Sometimes you have to remind yourself to reach.
Sometimes it's a small thing that threatens to dip you, take you off somewhere where all you want to do is complain and see the Awful. It might be clutter or a meal you just don't feel like making. It might be the cats fighting, again again again. It might be a bill you're not sure you can pay, or just not enough sleep. You feel the pull of it—it's almost tantalising. Yes, you want to give in to the dark…can't you, just for a moment? You want to stamp your feet and say, I don't wanna! I can't! It's too hard! It's too busy/ annoying/ sad/ frightening/ overwhelming; maybe some days it feels impossible to the point of tears. And sometimes a scared part of you wants to take others down with you. You might snap, a little, or a lot. Everything you say might come out tangled and finger-pointy and filled with Wrong. You might feel panic, tight in your chest.
You feel the siren call of the dark. It's so familiar. What do you do?
Today our peed-on, cat-destroyed carpet got replaced with bamboo flooring. A new floor! We had to put the whole living room into the only other room downstairs. Right now I'm sitting on a couch which is crammed against drawers which are crammed against a cupboard. The other couch is crammed against this couch. Homeschool books are stacked higgledy-piggledy, on shelves and on the coffee table and the desk is pushed up against the shelves. The cats are going crazy with it. As the floor got replaced, it turned out the sliding doors needed to be taken out and couldn't be put back in without a carpenter altering them. Cats now have total access to the upstairs and have been jumping on the bed as my daughter tries to go to sleep. My girl is sick. Rising fever, totally clogged up, coughing coughing. We couldn't watch the big jazz showcase tonight at my husband's work and missed my son's first performance with the latin jazz ensemble. That's a lot of Stuff. Cluttery, tangled Stuff upon Stuff.
I felt the panic this morning, coming like a wave inside. Oh, how it wanted to take me down. I started fretting, worrying over things I couldn't control. I started speaking All In Colours Dark. (A language I can tumble fast into when I'm stressed). My husband had to go to work. The flooring people were screeching with their saws and hammers. My daughter was sneezing and coughing.
What did I do?
I took myself with a cup of tea to my daughter's bedroom. There was a cat on a chair and a patch of sun. I sat on the carpet. It was SO quiet in there. I stretched my legs so my feet were bathed in sunlight. My daughter was making a movie with the iPad in our bedroom. My son was building a Minecraft house with earplugs in downstairs. Everyone was actually happy. The floorboards were going in seamlessly.
I breathed. I breathed in, and breathed out. And I just sat and sat until the only thing I felt was calm.
And the day moved forward and the things I could have carried like a lumpy parcel inside me moved to the outside.
At some point my husband called to check on me. Was I okay?
Yes. Yes—I really was.
The rest of the day I spoke in (and felt only) Colours Light. Colours kind of muted, but colours peaceful, colours that didn't clump up or snarl.
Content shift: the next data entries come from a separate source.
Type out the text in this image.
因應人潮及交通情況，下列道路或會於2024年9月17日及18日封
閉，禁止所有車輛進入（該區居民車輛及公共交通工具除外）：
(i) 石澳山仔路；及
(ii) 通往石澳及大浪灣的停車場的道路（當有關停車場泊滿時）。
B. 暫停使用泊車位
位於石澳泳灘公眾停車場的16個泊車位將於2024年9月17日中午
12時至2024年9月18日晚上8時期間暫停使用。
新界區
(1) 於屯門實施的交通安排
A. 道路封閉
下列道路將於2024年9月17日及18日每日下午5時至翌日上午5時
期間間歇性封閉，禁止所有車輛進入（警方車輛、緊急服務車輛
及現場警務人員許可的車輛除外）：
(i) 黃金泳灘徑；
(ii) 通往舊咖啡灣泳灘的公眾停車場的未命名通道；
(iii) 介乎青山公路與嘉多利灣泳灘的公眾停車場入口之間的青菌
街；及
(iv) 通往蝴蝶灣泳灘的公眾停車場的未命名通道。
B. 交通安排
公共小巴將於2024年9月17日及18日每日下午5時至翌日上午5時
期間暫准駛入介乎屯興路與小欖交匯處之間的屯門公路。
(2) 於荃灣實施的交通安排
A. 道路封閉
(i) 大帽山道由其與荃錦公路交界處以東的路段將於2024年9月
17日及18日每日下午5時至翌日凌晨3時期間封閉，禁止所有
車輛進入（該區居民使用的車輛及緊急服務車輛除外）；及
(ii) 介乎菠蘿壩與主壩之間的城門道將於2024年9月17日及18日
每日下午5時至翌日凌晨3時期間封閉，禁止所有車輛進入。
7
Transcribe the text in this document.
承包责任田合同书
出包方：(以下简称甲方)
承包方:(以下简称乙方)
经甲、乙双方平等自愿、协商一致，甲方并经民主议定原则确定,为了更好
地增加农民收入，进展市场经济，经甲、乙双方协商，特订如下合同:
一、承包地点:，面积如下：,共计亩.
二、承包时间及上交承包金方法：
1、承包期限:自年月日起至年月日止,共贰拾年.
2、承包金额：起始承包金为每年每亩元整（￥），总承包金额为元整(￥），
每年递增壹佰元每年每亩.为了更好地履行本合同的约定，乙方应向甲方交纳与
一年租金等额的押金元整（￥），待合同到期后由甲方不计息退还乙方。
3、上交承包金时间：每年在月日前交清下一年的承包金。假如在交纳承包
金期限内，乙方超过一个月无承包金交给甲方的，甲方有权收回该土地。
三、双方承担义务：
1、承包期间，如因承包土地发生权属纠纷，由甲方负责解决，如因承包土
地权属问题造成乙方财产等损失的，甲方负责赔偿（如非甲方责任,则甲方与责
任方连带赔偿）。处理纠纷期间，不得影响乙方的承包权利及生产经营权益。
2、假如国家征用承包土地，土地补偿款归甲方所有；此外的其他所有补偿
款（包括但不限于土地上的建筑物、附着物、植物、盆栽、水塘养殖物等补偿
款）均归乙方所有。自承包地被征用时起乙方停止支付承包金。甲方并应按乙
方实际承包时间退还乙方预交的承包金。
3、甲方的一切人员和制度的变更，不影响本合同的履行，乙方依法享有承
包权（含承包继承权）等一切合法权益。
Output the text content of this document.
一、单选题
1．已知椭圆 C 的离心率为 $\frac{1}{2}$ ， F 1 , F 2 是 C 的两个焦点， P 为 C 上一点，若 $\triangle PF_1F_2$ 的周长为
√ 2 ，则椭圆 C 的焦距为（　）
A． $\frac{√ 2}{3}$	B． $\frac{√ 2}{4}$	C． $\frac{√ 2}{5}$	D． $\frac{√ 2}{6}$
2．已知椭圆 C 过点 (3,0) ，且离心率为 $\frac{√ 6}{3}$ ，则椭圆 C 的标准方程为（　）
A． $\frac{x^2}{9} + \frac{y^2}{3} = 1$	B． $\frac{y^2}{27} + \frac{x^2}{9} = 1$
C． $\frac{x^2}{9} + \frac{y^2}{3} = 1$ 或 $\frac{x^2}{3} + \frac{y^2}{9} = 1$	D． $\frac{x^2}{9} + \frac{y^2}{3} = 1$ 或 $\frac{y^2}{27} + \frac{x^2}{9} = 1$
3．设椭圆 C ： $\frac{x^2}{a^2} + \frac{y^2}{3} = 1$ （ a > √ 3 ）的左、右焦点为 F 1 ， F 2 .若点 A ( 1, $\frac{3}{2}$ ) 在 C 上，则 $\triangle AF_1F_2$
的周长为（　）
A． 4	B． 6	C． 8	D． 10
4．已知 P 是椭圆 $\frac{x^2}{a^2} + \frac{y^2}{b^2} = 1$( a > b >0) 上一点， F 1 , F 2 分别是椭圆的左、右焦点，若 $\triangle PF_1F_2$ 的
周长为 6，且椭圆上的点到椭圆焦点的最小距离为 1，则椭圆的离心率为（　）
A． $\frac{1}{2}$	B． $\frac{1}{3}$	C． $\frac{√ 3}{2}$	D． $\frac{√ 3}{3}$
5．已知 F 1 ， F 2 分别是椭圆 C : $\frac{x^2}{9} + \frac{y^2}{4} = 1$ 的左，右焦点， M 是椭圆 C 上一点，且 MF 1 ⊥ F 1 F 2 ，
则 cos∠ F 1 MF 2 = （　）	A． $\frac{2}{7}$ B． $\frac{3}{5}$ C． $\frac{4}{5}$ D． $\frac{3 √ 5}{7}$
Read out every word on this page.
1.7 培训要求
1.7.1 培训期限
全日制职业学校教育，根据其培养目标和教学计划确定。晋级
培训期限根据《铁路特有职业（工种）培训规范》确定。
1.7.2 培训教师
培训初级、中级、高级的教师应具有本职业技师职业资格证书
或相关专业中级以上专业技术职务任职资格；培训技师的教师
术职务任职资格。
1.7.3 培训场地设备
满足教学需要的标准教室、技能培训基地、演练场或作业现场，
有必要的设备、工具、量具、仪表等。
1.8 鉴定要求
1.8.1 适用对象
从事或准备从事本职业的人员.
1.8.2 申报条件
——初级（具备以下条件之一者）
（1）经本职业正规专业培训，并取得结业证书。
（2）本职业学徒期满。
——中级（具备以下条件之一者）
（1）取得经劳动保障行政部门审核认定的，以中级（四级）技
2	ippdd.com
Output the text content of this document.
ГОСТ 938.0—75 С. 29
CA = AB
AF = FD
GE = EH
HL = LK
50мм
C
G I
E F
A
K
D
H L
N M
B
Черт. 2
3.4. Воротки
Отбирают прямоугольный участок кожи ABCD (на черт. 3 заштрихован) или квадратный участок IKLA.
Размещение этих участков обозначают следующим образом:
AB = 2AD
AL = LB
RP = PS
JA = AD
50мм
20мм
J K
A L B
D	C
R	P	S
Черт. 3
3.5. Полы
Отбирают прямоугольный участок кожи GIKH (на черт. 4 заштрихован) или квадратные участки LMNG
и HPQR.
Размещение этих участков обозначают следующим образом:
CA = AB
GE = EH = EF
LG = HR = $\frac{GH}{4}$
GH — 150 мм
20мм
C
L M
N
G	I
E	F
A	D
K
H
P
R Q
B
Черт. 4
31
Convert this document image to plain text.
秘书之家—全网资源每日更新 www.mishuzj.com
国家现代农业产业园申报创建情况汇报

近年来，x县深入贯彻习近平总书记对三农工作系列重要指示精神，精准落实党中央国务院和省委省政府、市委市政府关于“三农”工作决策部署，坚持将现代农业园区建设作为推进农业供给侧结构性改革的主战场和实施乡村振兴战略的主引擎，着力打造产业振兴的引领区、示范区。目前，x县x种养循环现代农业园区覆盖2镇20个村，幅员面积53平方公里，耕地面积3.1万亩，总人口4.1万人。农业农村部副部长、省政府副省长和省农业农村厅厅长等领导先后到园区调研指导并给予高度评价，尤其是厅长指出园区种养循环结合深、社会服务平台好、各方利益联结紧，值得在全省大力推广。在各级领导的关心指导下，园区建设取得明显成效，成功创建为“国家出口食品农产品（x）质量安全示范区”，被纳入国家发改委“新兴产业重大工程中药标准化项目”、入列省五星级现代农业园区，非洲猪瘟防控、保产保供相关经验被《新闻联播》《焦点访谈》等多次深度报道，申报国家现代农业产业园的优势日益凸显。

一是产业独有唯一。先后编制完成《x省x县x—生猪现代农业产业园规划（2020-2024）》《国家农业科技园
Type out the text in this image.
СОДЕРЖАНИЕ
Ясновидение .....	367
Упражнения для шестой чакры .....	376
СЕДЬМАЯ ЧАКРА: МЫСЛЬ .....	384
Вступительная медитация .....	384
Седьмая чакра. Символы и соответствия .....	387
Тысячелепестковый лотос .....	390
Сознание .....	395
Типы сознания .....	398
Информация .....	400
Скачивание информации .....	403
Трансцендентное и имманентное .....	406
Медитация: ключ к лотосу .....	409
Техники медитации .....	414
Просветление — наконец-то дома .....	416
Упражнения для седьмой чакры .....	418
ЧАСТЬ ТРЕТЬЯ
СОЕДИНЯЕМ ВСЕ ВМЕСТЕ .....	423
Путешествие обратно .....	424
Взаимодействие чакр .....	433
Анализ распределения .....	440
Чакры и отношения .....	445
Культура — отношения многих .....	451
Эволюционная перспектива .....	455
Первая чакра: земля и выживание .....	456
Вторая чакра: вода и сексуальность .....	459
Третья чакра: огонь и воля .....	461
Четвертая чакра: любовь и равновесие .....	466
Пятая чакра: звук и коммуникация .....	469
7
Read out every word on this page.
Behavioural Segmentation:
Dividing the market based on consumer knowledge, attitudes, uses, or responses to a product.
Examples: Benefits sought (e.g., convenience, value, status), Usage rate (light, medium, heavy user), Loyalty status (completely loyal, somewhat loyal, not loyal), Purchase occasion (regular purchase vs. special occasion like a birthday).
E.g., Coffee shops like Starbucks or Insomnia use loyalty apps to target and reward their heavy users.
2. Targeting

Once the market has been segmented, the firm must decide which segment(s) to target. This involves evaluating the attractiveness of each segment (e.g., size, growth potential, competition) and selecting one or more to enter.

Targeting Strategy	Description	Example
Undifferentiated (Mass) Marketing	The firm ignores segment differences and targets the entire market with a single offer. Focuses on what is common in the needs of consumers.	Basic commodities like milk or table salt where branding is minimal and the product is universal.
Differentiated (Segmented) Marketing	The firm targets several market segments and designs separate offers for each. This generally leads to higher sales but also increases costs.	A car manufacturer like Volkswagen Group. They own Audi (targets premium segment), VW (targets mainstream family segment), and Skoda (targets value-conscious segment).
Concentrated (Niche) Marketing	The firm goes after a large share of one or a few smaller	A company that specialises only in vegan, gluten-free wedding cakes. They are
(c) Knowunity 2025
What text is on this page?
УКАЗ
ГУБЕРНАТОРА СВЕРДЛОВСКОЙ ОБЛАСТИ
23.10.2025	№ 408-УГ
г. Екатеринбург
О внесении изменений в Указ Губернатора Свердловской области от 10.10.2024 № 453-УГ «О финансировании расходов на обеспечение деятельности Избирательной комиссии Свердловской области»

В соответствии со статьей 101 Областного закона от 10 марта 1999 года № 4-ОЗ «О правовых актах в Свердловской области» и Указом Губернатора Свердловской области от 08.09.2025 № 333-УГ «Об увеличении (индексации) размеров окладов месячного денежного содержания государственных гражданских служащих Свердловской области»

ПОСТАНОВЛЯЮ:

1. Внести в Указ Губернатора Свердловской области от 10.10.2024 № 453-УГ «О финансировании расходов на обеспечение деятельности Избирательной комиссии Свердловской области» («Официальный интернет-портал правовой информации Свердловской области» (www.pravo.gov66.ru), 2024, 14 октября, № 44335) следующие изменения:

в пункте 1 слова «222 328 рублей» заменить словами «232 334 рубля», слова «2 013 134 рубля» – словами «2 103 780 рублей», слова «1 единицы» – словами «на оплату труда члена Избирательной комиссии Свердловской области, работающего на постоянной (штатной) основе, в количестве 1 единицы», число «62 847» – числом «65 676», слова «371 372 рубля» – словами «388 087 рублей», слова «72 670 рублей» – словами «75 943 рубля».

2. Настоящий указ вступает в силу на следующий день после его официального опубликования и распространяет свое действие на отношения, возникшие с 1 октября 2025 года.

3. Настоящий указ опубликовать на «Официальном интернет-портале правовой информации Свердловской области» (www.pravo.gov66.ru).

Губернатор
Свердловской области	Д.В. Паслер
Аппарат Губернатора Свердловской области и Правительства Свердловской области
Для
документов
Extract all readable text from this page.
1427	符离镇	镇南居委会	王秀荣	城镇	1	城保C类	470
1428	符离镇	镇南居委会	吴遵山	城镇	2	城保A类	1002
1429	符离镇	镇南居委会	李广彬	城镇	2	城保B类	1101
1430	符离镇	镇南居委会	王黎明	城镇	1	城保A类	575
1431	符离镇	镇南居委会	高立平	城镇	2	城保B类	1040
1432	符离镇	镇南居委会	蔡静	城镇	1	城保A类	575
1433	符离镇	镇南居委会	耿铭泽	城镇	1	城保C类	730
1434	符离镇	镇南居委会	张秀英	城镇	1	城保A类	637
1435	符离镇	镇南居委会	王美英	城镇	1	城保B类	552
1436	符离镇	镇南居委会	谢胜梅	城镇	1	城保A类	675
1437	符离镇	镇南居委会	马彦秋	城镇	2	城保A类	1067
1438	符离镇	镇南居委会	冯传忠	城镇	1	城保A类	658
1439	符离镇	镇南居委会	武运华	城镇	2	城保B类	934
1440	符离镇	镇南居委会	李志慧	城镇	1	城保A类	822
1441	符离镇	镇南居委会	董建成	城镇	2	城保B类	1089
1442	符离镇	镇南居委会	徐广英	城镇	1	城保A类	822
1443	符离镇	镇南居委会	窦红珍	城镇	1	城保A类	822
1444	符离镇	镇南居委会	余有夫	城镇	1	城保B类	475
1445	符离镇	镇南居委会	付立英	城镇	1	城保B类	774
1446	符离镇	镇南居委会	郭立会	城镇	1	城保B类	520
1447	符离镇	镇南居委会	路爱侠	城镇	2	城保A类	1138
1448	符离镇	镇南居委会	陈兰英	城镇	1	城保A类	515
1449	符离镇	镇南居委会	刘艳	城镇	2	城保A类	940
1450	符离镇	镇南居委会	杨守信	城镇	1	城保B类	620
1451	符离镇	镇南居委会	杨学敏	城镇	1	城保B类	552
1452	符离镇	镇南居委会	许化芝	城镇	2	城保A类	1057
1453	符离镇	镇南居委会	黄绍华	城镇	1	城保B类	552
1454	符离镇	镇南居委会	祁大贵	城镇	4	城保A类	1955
We missed the concert, but my son and husband had a wonderful time. They are home now, and have told me about their night. My son got to talk with all these amazing jazz musicians, some of the best in Australia. My two boys are eating soup right now, at 10.30 pm and chatting together about bass drums. They are happy.
My husband has just now somehow put the doors back up in the living room and the cats are contained.
My daughter will probably be up tonight, and she will need me, but right now, I think she is sleeping. We lay together for almost two hours as she snuffled and blew her nose and held my hand. We watched a movie earlier, drinking hot chocolates on the couch, watching the movie on the computer. We had a blanket over our knees and we laughed at the same time.
Sometimes all you need to do is find a patch of sun. A moment of quiet. A realisation that the call of the dark is something you don't have to listen to or hold inside. You can see the old paths, old grooves you used to travel down, the ones that took you almost effortlessly into depression. Old grooves so well worn you didn't even know you were walking them, wearing them deeper. Now, I see them. Now I try to find the sun patch. Now, I remember to breathe.
The floor looks amazing! It looks like a ballroom. I'm tempted not to put any furniture in, and hold grand parties. We'll waltz about in our tuxedos and ball gowns, serenely moving to the music, stepping forward, around, twirling. Moving forward, always moving, again and again and always.